Johnson et al, 2008 vergeleek het geschatte rustmetabolisme door middel van de Harris en Benedict 1919 formule met het exact gemeten rustmetabolisme bij long-, darm- en hoofd-hals kankerpatiënten. Aan dit onderzoek deden 36 patiënten mee, onderverdeeld in twee groepen; een groep met

gewichtsverlies (gewichtsverlies van >5% in de afgelopen 6 maanden) en een groep zonder gewichtsverlies (gewichtsverlies van <2% in de afgelopen 6 maanden). Geen van deze deelnemers kreeg radio- en/of chemotherapie. Uit het onderzoek bleek dat de Harris en Benedict formule slecht in overeenstemming was met het gemeten rustmetabolisme, in beide groepen werd het rustmetabolisme onderschat. Bij de patiënten met gewichtsverlies werd het rustmetabolisme in 61% van de gevallen binnen de acceptabele marge geschat. Bij patiënten met een stabiel gewicht was dit 56%. Dit onderzoek beschrijft dat het gebruik van de Harris en Benedict 1919 formule niet geschikt is bij oncologische patiënten in de klinische setting, hierbij werd niet vermeld welke formule wel geschikt zou zijn. (45)

Omdat bij patiënten met hoofd-hals kanker veranderingen plaatsvinden in de lichaamssamenstelling en het rustmetabolisme gerelateerd aan inflammatoire processen onderzocht Souza et al, 2018 het

gemeten en het door de Harris en Benedict 1919 geschatte rustmetabolisme. 140 patiënten werden geïncludeerd in het onderzoek, waarvan grotendeels mannen, deelnemers van 60 jaar en ouder en deelnemers met een gevorderd ziektestadium.
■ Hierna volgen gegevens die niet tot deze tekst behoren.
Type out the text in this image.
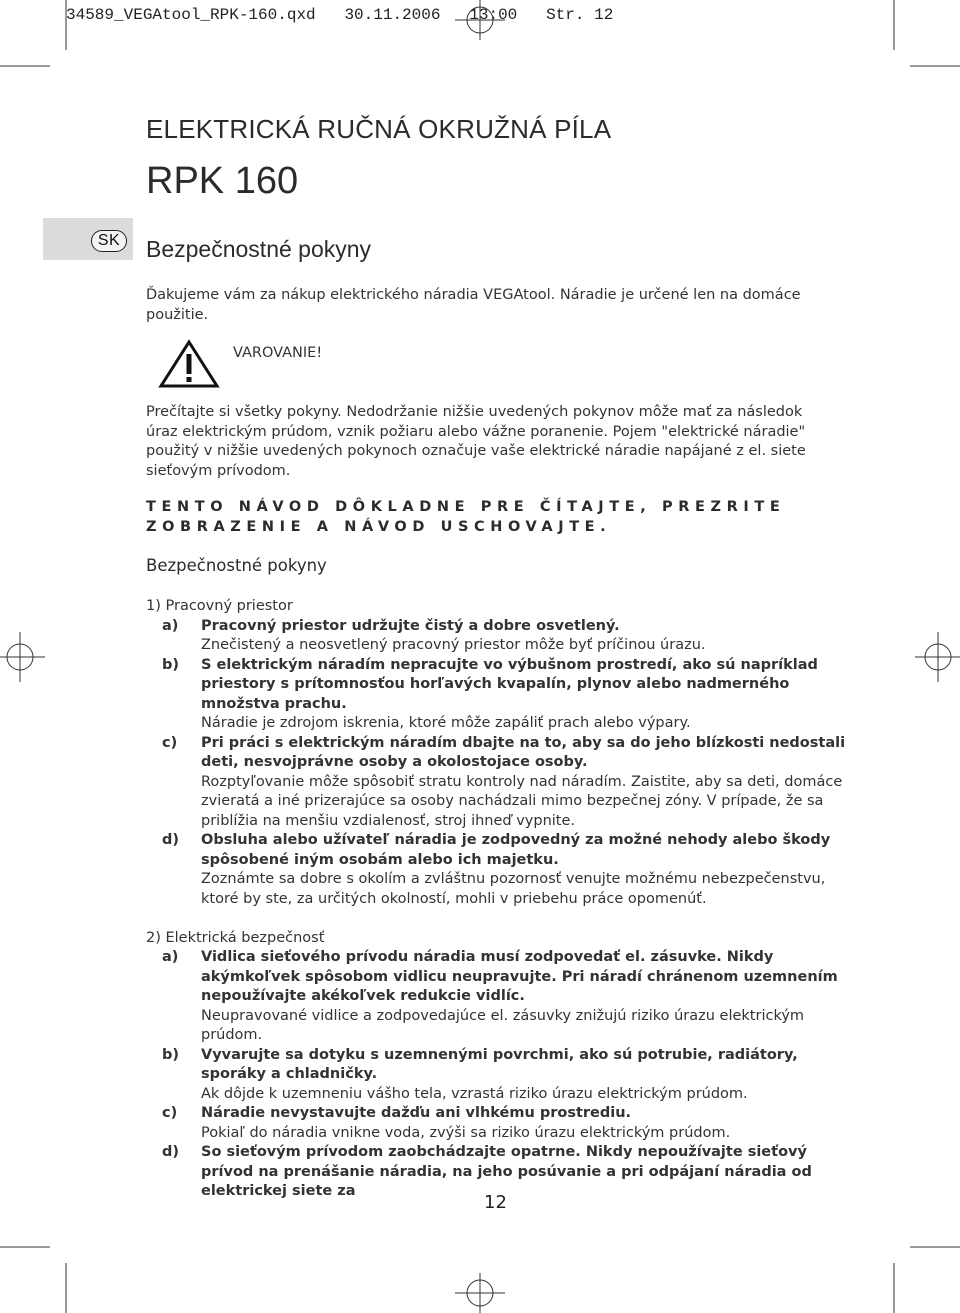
34589_VEGAtool_RPK-160.qxd   30.11.2006   13:00   Str. 12
ELEKTRICKÁ RUČNÁ OKRUŽNÁ PÍLA
RPK 160
SK Bezpečnostné pokyny

Ďakujeme vám za nákup elektrického náradia VEGAtool. Náradie je určené len na domáce použitie.

VAROVANIE!

Prečítajte si všetky pokyny. Nedodržanie nižšie uvedených pokynov môže mať za následok úraz elektrickým prúdom, vznik požiaru alebo vážne poranenie. Pojem "elektrické náradie" použitý v nižšie uvedených pokynoch označuje vaše elektrické náradie napájané z el. siete sieťovým prívodom.

TENTO NÁVOD DÔKLADNE PRE ČÍTAJTE, PREZRITE ZOBRAZENIE A NÁVOD USCHOVAJTE.

Bezpečnostné pokyny
1) Pracovný priestor
a)	Pracovný priestor udržujte čistý a dobre osvetlený.
Znečistený a neosvetlený pracovný priestor môže byť príčinou úrazu.
b)	S elektrickým náradím nepracujte vo výbušnom prostredí, ako sú napríklad priestory s prítomnosťou horľavých kvapalín, plynov alebo nadmerného množstva prachu.
Náradie je zdrojom iskrenia, ktoré môže zapáliť prach alebo výpary.
c)	Pri práci s elektrickým náradím dbajte na to, aby sa do jeho blízkosti nedostali deti, nesvojprávne osoby a okolostojace osoby.
Rozptyľovanie môže spôsobiť stratu kontroly nad náradím. Zaistite, aby sa deti, domáce zvieratá a iné prizerajúce sa osoby nachádzali mimo bezpečnej zóny. V prípade, že sa priblížia na menšiu vzdialenosť, stroj ihneď vypnite.
d)	Obsluha alebo užívateľ náradia je zodpovedný za možné nehody alebo škody spôsobené iným osobám alebo ich majetku.
Zoznámte sa dobre s okolím a zvláštnu pozornosť venujte možnému nebezpečenstvu, ktoré by ste, za určitých okolností, mohli v priebehu práce opomenúť.
2) Elektrická bezpečnosť
a)	Vidlica sieťového prívodu náradia musí zodpovedať el. zásuvke. Nikdy akýmkoľvek spôsobom vidlicu neupravujte. Pri náradí chránenom uzemnením nepoužívajte akékoľvek redukcie vidlíc.
Neupravované vidlice a zodpovedajúce el. zásuvky znižujú riziko úrazu elektrickým prúdom.
b)	Vyvarujte sa dotyku s uzemnenými povrchmi, ako sú potrubie, radiátory, sporáky a chladničky.
Ak dôjde k uzemneniu vášho tela, vzrastá riziko úrazu elektrickým prúdom.
c)	Náradie nevystavujte dažďu ani vlhkému prostrediu.
Pokiaľ do náradia vnikne voda, zvýši sa riziko úrazu elektrickým prúdom.
d)	So sieťovým prívodom zaobchádzajte opatrne. Nikdy nepoužívajte sieťový prívod na prenášanie náradia, na jeho posúvanie a pri odpájaní náradia od elektrickej siete za
12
Tevens waren de meeste deelnemers ondervoed volgens BMI-criteria, PG-SGA of lage vetvrijemassa waarden. Dit onderzoek toonde aan dat het

energieverbruik niet goed wordt ingeschat met de Harris en Benedict formule. Deze bevindingen zijn niet verrassend, beschrijft Souza et al, omdat recente studies die het gemeten energieverbruik van zieke mensen vergelijkt met diverse formules grote verschillen hiertussen laten zien. Het onderzoek concludeert dat in een grote homogene populatie van patiënten met geavanceerde hoofd-hals tumoren formules zoals Harris en Benedict 1919 onnauwkeurig zijn in vergelijking met indirecte calorimetrie metingen. (46)

(21)

21

4.2 Enquête

Tussen 12 april 2018 en 27 april 2018 werd een online enquête afgenomen om te inventariseren welke formule in de praktijk werd gebruikt om de energiebehoefte van oncologische patiënten in te schatten. Negentien diëtisten die werkzaam waren met oncologische patiënten en tevens lid zijn van de Landelijke Diëtisten Werkgroep Oncologie hebben de enquête ingevuld. Hiervan waren vijftien diëtisten werkzaam in een ziekenhuis, drie werkzaam in de eerste lijn en één werkzaam in een medische instelling.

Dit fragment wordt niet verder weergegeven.